How can I not extend a reciprocal hand?

Ethiopia: A Devotion To Women In Need

Dr. Andrew Browning is tired. He spends his days and nights performing surgery on women who find their way to the Fistula Hospital in Barhirdar, working with the staff to ensure that the hospital runs smoothly and is free from the spread of disease, and tending to his own family.  Some women walk days to get to see him and he has to make hard decisions on who gets treated and who gets turned away.

In addition to all of this, he also works on his goal of establishing a C-section program at an outer clinic hospital in Mota to prevent fistula and prolapse cases form the bush rural areas.  Most often, if a women can walk to a hospital within days of continued labor instead of weeks, a C-section will prevent the horrific fistula from occurring and/or death of the baby and mother. Reality hits Andrew hard when a woman shows up after walking for weeks, carrying a dead baby in her womb.  Worse, is when he hears of a lay “doctor” or husband who tries to extract the baby without anesthesia or sterile tools.

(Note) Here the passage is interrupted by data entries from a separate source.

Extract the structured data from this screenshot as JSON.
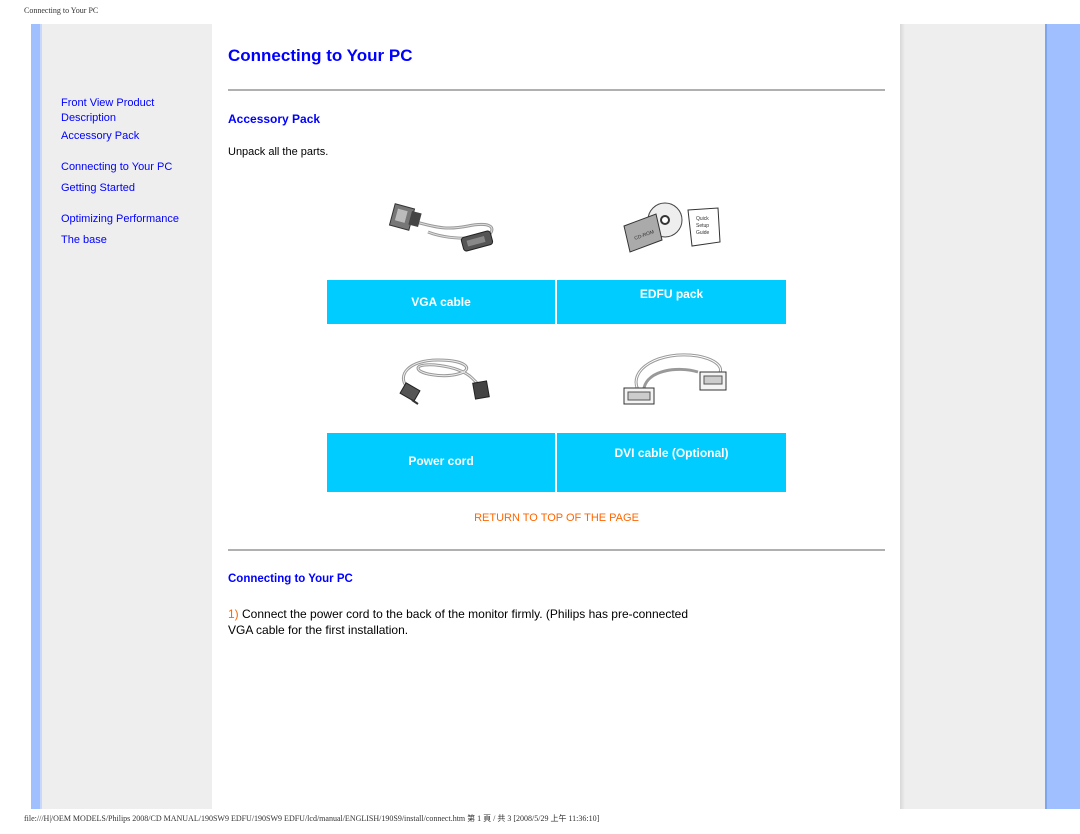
{
  "print_header": "Connecting to Your PC",
  "print_footer": "file:///H|/OEM MODELS/Philips 2008/CD MANUAL/190SW9 EDFU/190SW9 EDFU/lcd/manual/ENGLISH/190S9/install/connect.htm 第 1 頁 / 共 3 [2008/5/29 上午 11:36:10]",
  "sidebar": {
    "items": [
      {
        "label": "Front View Product Description"
      },
      {
        "label": "Accessory Pack"
      },
      {
        "label": "Connecting to Your PC"
      },
      {
        "label": "Getting Started"
      },
      {
        "label": "Optimizing Performance"
      },
      {
        "label": "The base"
      }
    ]
  },
  "main": {
    "title": "Connecting to Your PC",
    "accessory_section": {
      "heading": "Accessory Pack",
      "intro": "Unpack all the parts.",
      "items": [
        {
          "label": "VGA cable",
          "icon": "vga-cable-icon"
        },
        {
          "label": "EDFU pack",
          "icon": "edfu-pack-icon"
        },
        {
          "label": "Power cord",
          "icon": "power-cord-icon"
        },
        {
          "label": "DVI cable (Optional)",
          "icon": "dvi-cable-icon"
        }
      ]
    },
    "return_link": "RETURN TO TOP OF THE PAGE",
    "connect_section": {
      "heading": "Connecting to Your PC",
      "step_number": "1)",
      "step_text": " Connect the power cord to the back of the monitor firmly. (Philips has pre-connected VGA cable for the first installation."
    }
  },
  "colors": {
    "link": "#0000ff",
    "accent_orange": "#ff6600",
    "label_bg": "#00ccff",
    "frame_blue": "#9fbfff",
    "panel_gray": "#eeeeee"
  }
}
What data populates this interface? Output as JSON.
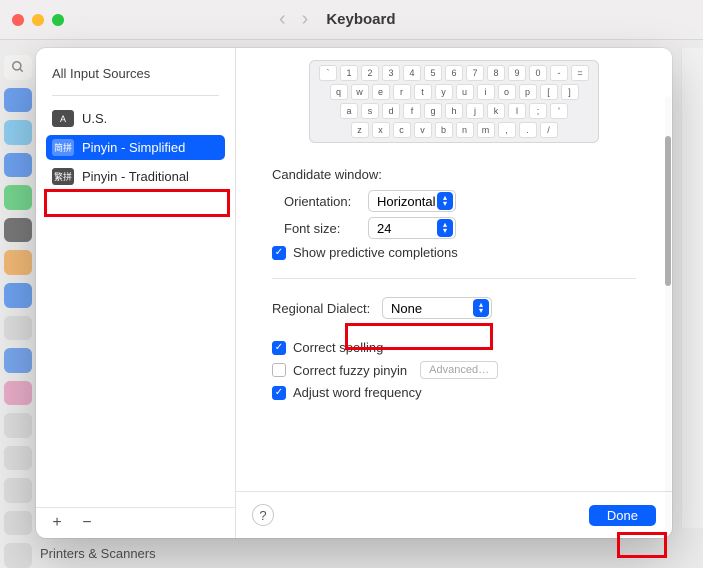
{
  "header": {
    "title": "Keyboard"
  },
  "underFooter": "Printers & Scanners",
  "sidebar": {
    "title": "All Input Sources",
    "sources": [
      {
        "badge": "A",
        "label": "U.S."
      },
      {
        "badge": "简拼",
        "label": "Pinyin - Simplified"
      },
      {
        "badge": "繁拼",
        "label": "Pinyin - Traditional"
      }
    ],
    "addLabel": "+",
    "removeLabel": "−"
  },
  "keyboard": {
    "row1": [
      "`",
      "1",
      "2",
      "3",
      "4",
      "5",
      "6",
      "7",
      "8",
      "9",
      "0",
      "-",
      "="
    ],
    "row2": [
      "q",
      "w",
      "e",
      "r",
      "t",
      "y",
      "u",
      "i",
      "o",
      "p",
      "[",
      "]"
    ],
    "row3": [
      "a",
      "s",
      "d",
      "f",
      "g",
      "h",
      "j",
      "k",
      "l",
      ";",
      "'"
    ],
    "row4": [
      "z",
      "x",
      "c",
      "v",
      "b",
      "n",
      "m",
      ",",
      ".",
      "/"
    ]
  },
  "candidate": {
    "sectionLabel": "Candidate window:",
    "orientation": {
      "label": "Orientation:",
      "value": "Horizontal"
    },
    "fontSize": {
      "label": "Font size:",
      "value": "24"
    },
    "showPredictive": {
      "label": "Show predictive completions",
      "checked": true
    }
  },
  "regionalDialect": {
    "label": "Regional Dialect:",
    "value": "None"
  },
  "corrections": {
    "spelling": {
      "label": "Correct spelling",
      "checked": true
    },
    "fuzzy": {
      "label": "Correct fuzzy pinyin",
      "checked": false,
      "advanced": "Advanced…"
    },
    "frequency": {
      "label": "Adjust word frequency",
      "checked": true
    }
  },
  "footer": {
    "help": "?",
    "done": "Done"
  }
}
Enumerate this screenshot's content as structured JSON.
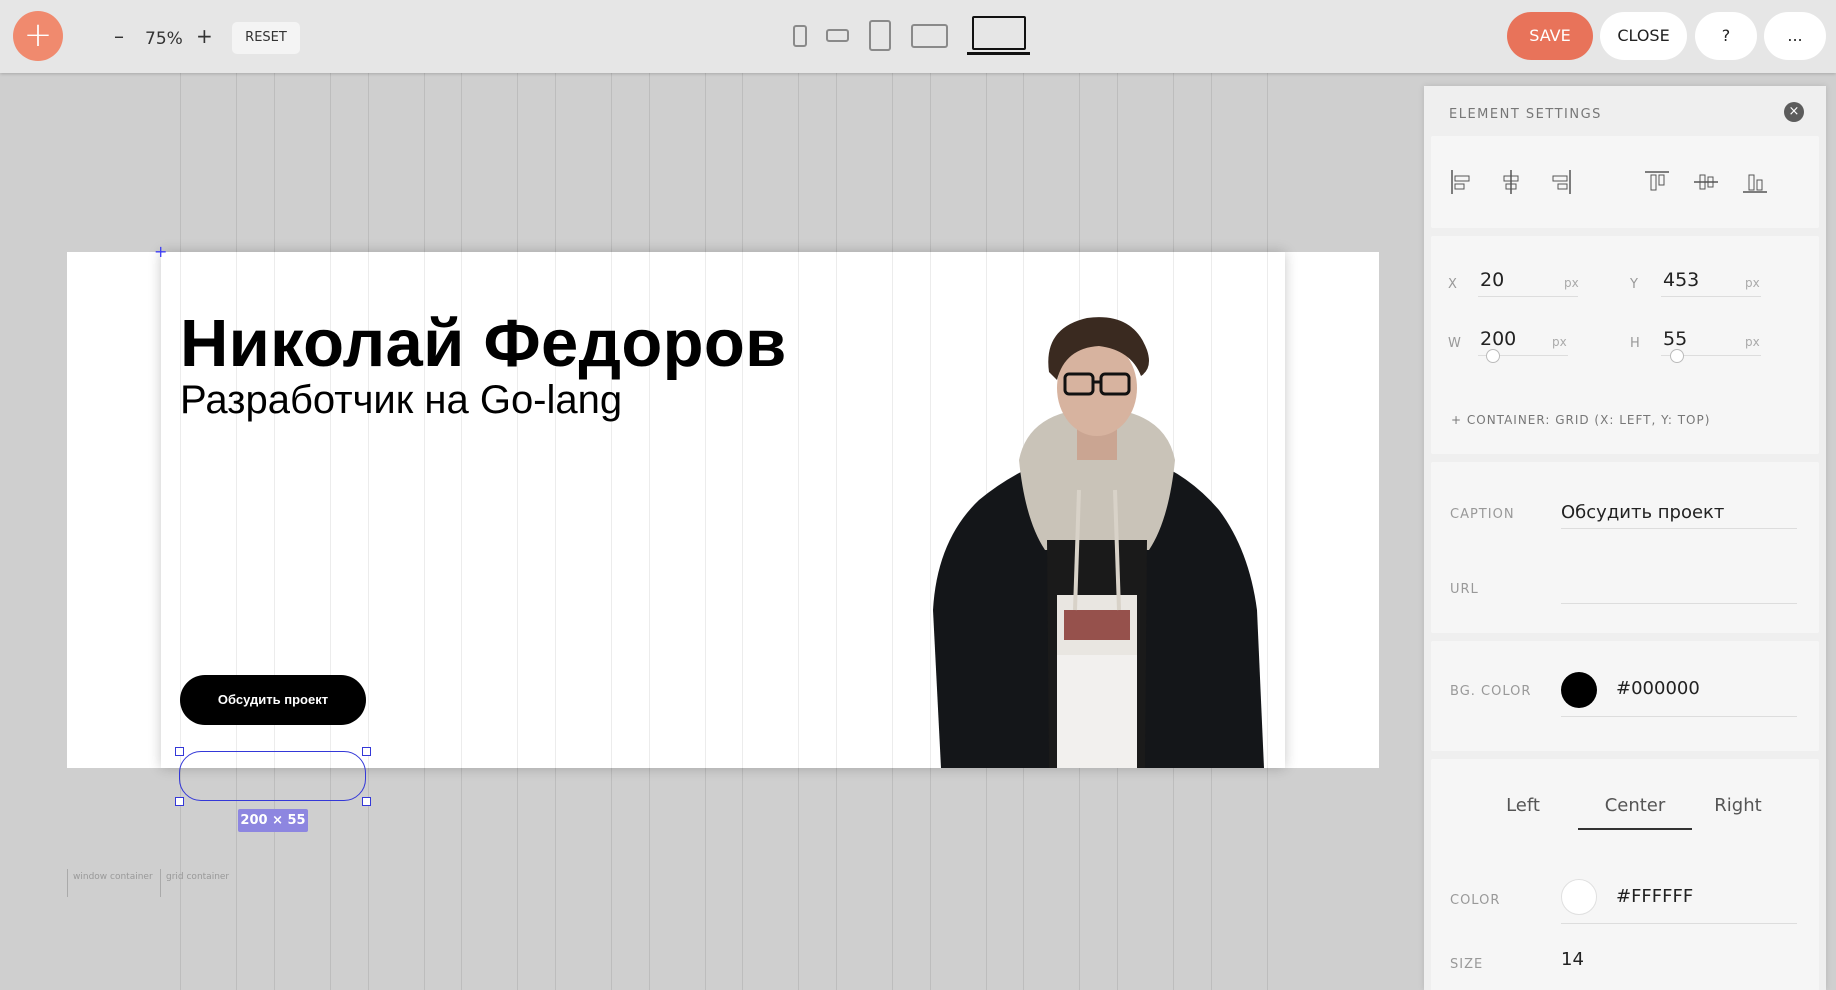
{
  "toolbar": {
    "add_label": "+",
    "zoom_minus": "–",
    "zoom_value": "75%",
    "zoom_plus": "+",
    "reset_label": "RESET",
    "save_label": "SAVE",
    "close_label": "CLOSE",
    "help_label": "?",
    "more_label": "...",
    "accent_color": "#E8735A",
    "device_icons": [
      "phone-icon",
      "phone-landscape-icon",
      "tablet-icon",
      "tablet-landscape-icon",
      "laptop-icon"
    ],
    "active_device": "laptop-icon"
  },
  "canvas": {
    "title": "Николай Федоров",
    "subtitle": "Разработчик на Go-lang",
    "button_label": "Обсудить проект",
    "size_badge": "200 × 55",
    "window_container_label": "window container",
    "grid_container_label": "grid container",
    "origin_marker": "+"
  },
  "settings": {
    "heading": "ELEMENT SETTINGS",
    "close_icon": "×",
    "align_icons": [
      "align-left-icon",
      "align-center-icon",
      "align-right-icon",
      "align-top-icon",
      "align-middle-icon",
      "align-bottom-icon"
    ],
    "x_label": "X",
    "x_value": "20",
    "x_unit": "px",
    "y_label": "Y",
    "y_value": "453",
    "y_unit": "px",
    "w_label": "W",
    "w_value": "200",
    "w_unit": "px",
    "h_label": "H",
    "h_value": "55",
    "h_unit": "px",
    "container_info": "+ CONTAINER: GRID (X: LEFT, Y: TOP)",
    "caption_label": "CAPTION",
    "caption_value": "Обсудить проект",
    "url_label": "URL",
    "url_value": "",
    "bg_color_label": "BG. COLOR",
    "bg_color_value": "#000000",
    "tabs": [
      "Left",
      "Center",
      "Right"
    ],
    "active_tab": "Center",
    "color_label": "COLOR",
    "color_value": "#FFFFFF",
    "size_label": "SIZE",
    "size_value": "14"
  }
}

Andrew needs many things himself.

He needs more doctors to come to Ethiopia and help him. He needs reliable water at the hospital in Mota.  He needs more sources of support for the work he is performing.

And he could use a bit of cheer in the form of a rare bite of aged cheese, an ice cold beer or a laugh or two.

Weary, with his face lined from processing all that he sees, he is a tender man with extraordinary devotion to these women.  I can only imagine how he feels when his head rests on his pillow at night and darkness tries relentlessly to still his mind.

Ethiopia: Amognesh Finds her Way

After spending the day in Mota, we decide to visit another medical clinic on the way back to Bahirdar.  This small clinic serves patients in a rural area outside of Bahirdar for those who cannot make it into the city.

We see a small, frail girl sitting on a chair, with blood streaming from her.  She is so weak she can no longer walk.  Her mother and father carried her for several days to reach this clinic.  Amognesh is her name, and she has a serious fistula.  She had labored for many weeks.  Her baby died in her womb, and had to be extracted, in pieces, all without anesthesia.

Amognesh wants to walk again.  She wants to live.  She is lucky that her parents have brought her to the clinic.  Andrew decides that she must come to Bahirdar, and he will operate on her.  I offer to give up my space in the van, and then quickly was told that we could not transport her.  Someone will come to get her in a few days.  Andrew also says that he cannot operate on her until she eats, and has more strength.  Because waste spills out constantly, many fistula patients avoid eating.

Rahel holds her hand and tells her that there is a solution.  Amognesh’s mother cries out, and then reaches out to Rahel and presses her lips to Rahel’s hand, sucking the back of it.  Loving joy pours from her.

We all hope the transport and feeding prep can happen in time.